Download or read book Proportionality in Asia written by Po Jen Yap and published by Cambridge University Press. This book was released on 2020-08-27 with total page 311 pages. Available in PDF, EPUB and Kindle. Book excerpt: This is the first book that focusses on how proportionality analysis – a legal transplant from the West – is applied by courts around Asia, and it explores how a country's commitment to democracy and the rule of law is fundamental to the success of the doctrine's judicial enforcement. This book will appeal to lawyers, political scientists, and students of law and political science who seek to understand how proportionality analysis is blossoming and, in some cases, flourishing in Asia.
Download or read book The Oxford Handbook of International Law in Asia and the Pacific written by Simon Chesterman and published by . This book was released on 2019 with total page 904 pages. Available in PDF, EPUB and Kindle. Book excerpt: This handbook surveys how international law is applied and interpreted in the Asia-Pacific region.
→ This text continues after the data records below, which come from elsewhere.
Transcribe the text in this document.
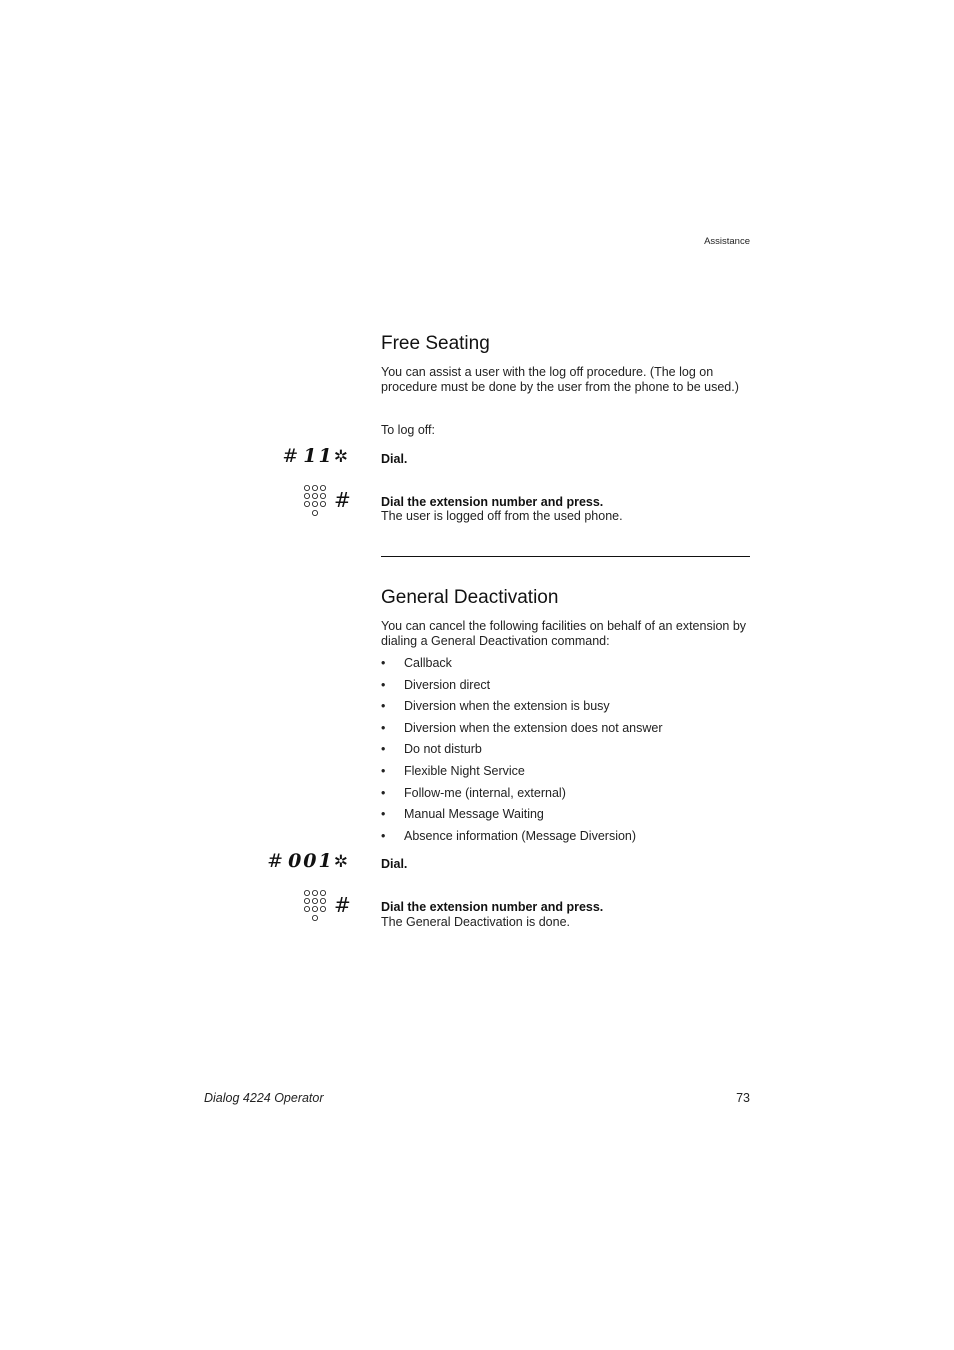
Assistance
Free Seating
You can assist a user with the log off procedure. (The log on procedure must be done by the user from the phone to be used.)
To log off:
# 11✲ Dial.
# Dial the extension number and press.
The user is logged off from the used phone.
General Deactivation
You can cancel the following facilities on behalf of an extension by dialing a General Deactivation command:
• Callback
• Diversion direct
• Diversion when the extension is busy
• Diversion when the extension does not answer
• Do not disturb
• Flexible Night Service
• Follow-me (internal, external)
• Manual Message Waiting
• Absence information (Message Diversion)
# 001✲ Dial.
# Dial the extension number and press.
The General Deactivation is done.
Dialog 4224 Operator	73
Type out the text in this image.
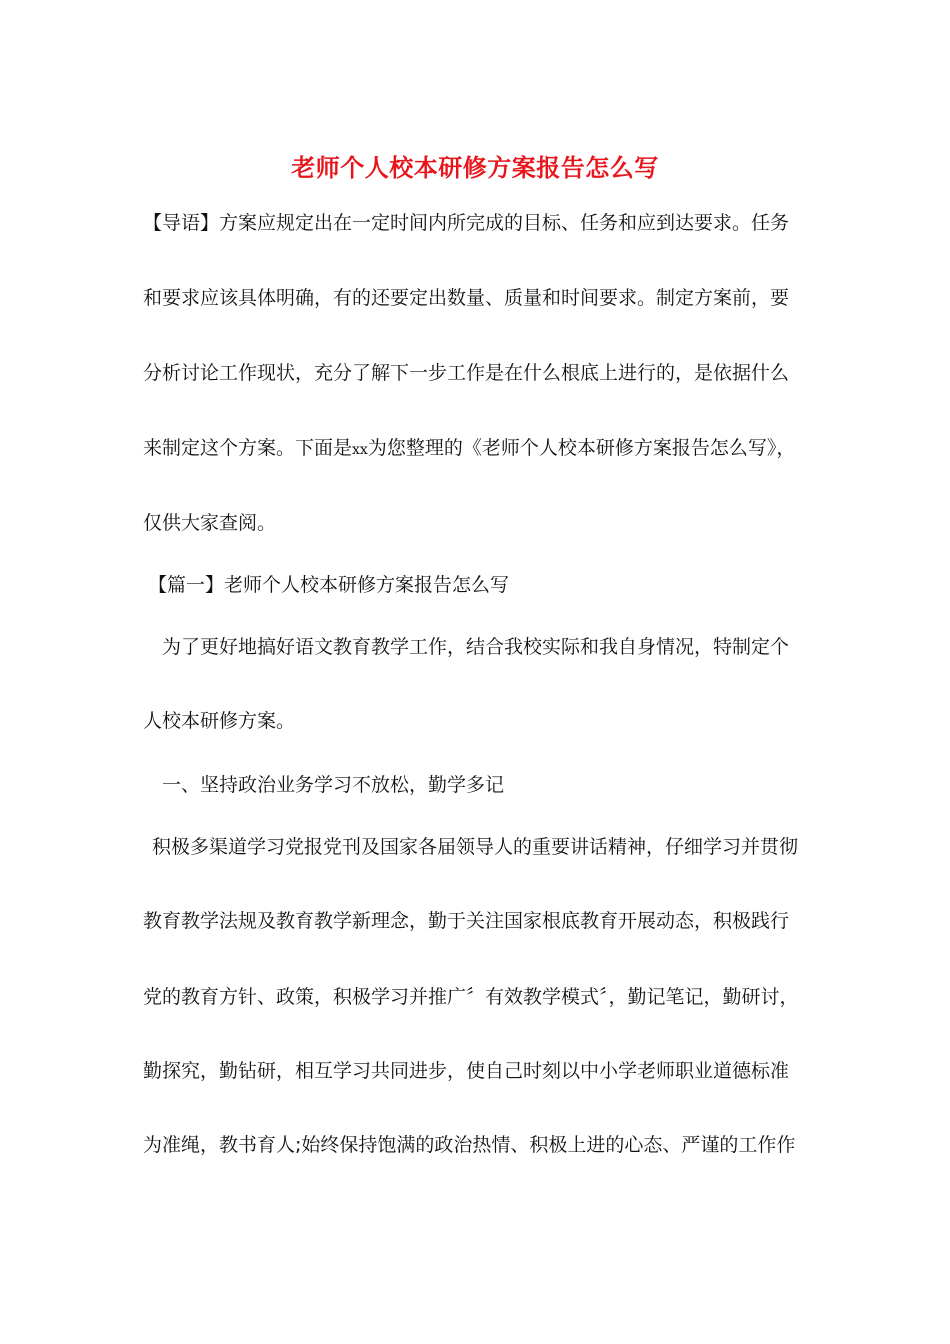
老师个人校本研修方案报告怎么写
【导语】方案应规定出在一定时间内所完成的目标、任务和应到达要求。任务
和要求应该具体明确，有的还要定出数量、质量和时间要求。制定方案前，要
分析讨论工作现状，充分了解下一步工作是在什么根底上进行的，是依据什么
来制定这个方案。下面是xx为您整理的《老师个人校本研修方案报告怎么写》，
仅供大家查阅。
【篇一】老师个人校本研修方案报告怎么写
为了更好地搞好语文教育教学工作，结合我校实际和我自身情况，特制定个
人校本研修方案。
一、坚持政治业务学习不放松，勤学多记
积极多渠道学习党报党刊及国家各届领导人的重要讲话精神，仔细学习并贯彻
教育教学法规及教育教学新理念，勤于关注国家根底教育开展动态，积极践行
党的教育方针、政策，积极学习并推广〞有效教学模式〞，勤记笔记，勤研讨，
勤探究，勤钻研，相互学习共同进步，使自己时刻以中小学老师职业道德标准
为准绳，教书育人;始终保持饱满的政治热情、积极上进的心态、严谨的工作作
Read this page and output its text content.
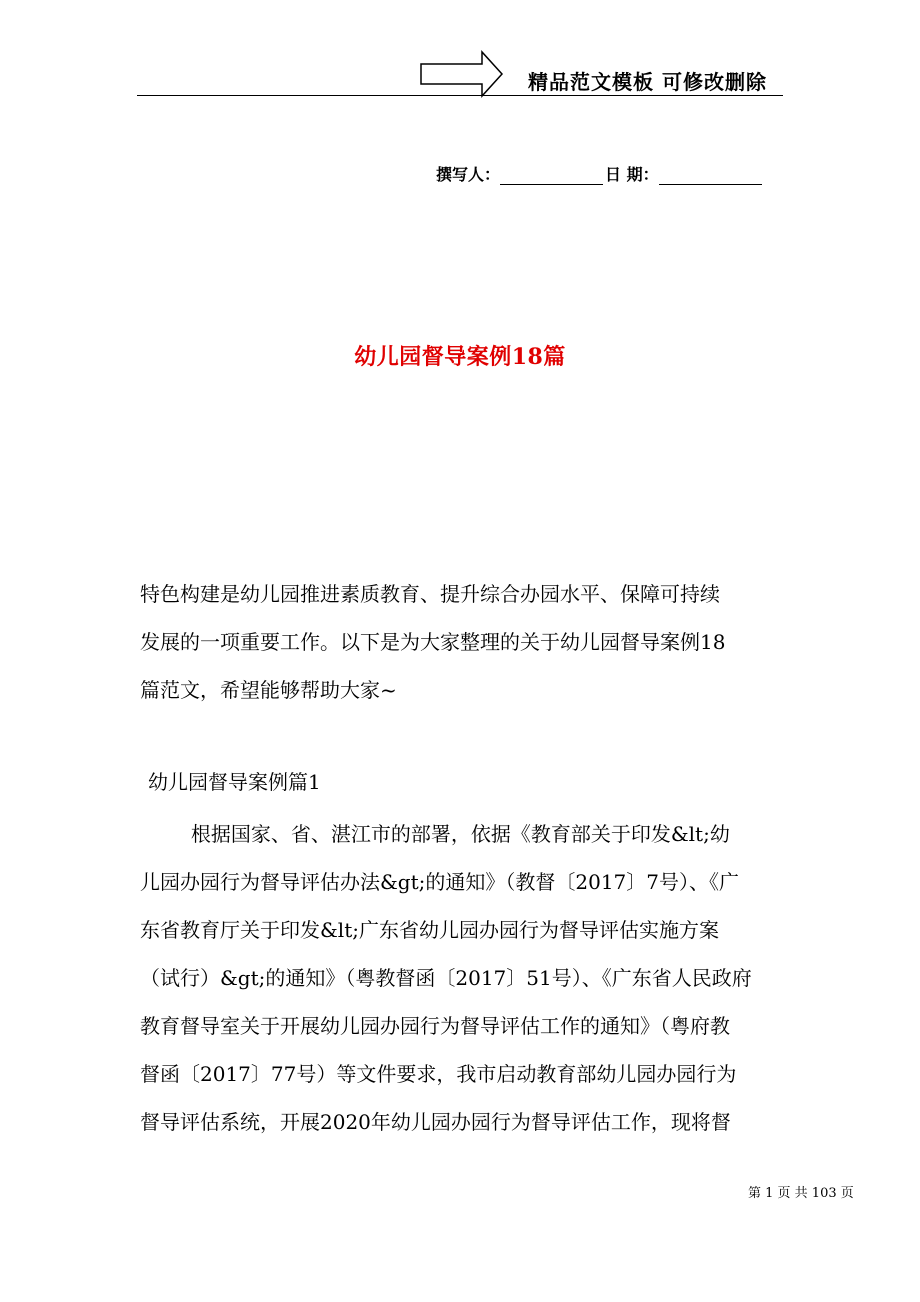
精品范文模板 可修改删除
撰写人：	日 期：
幼儿园督导案例18篇
特色构建是幼儿园推进素质教育、提升综合办园水平、保障可持续
发展的一项重要工作。以下是为大家整理的关于幼儿园督导案例18
篇范文，希望能够帮助大家~
幼儿园督导案例篇1
根据国家、省、湛江市的部署，依据《教育部关于印发&lt;幼
儿园办园行为督导评估办法&gt;的通知》（教督〔2017〕7号）、《广
东省教育厅关于印发&lt;广东省幼儿园办园行为督导评估实施方案
（试行）&gt;的通知》（粤教督函〔2017〕51号）、《广东省人民政府
教育督导室关于开展幼儿园办园行为督导评估工作的通知》（粤府教
督函〔2017〕77号）等文件要求，我市启动教育部幼儿园办园行为
督导评估系统，开展2020年幼儿园办园行为督导评估工作，现将督
第 1 页 共 103 页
It explores Asia's contribution to the development of international law and whether a distinct 'Asian' approach can be perceived
Download or read book The Human Right to a Healthy Environment written by John H. Knox and published by Cambridge University Press. This book was released on 2018-06-28 with total page 309 pages. Available in PDF, EPUB and Kindle. Book excerpt: This book considers and clarifies many different facets of the international human right to a healthy environment.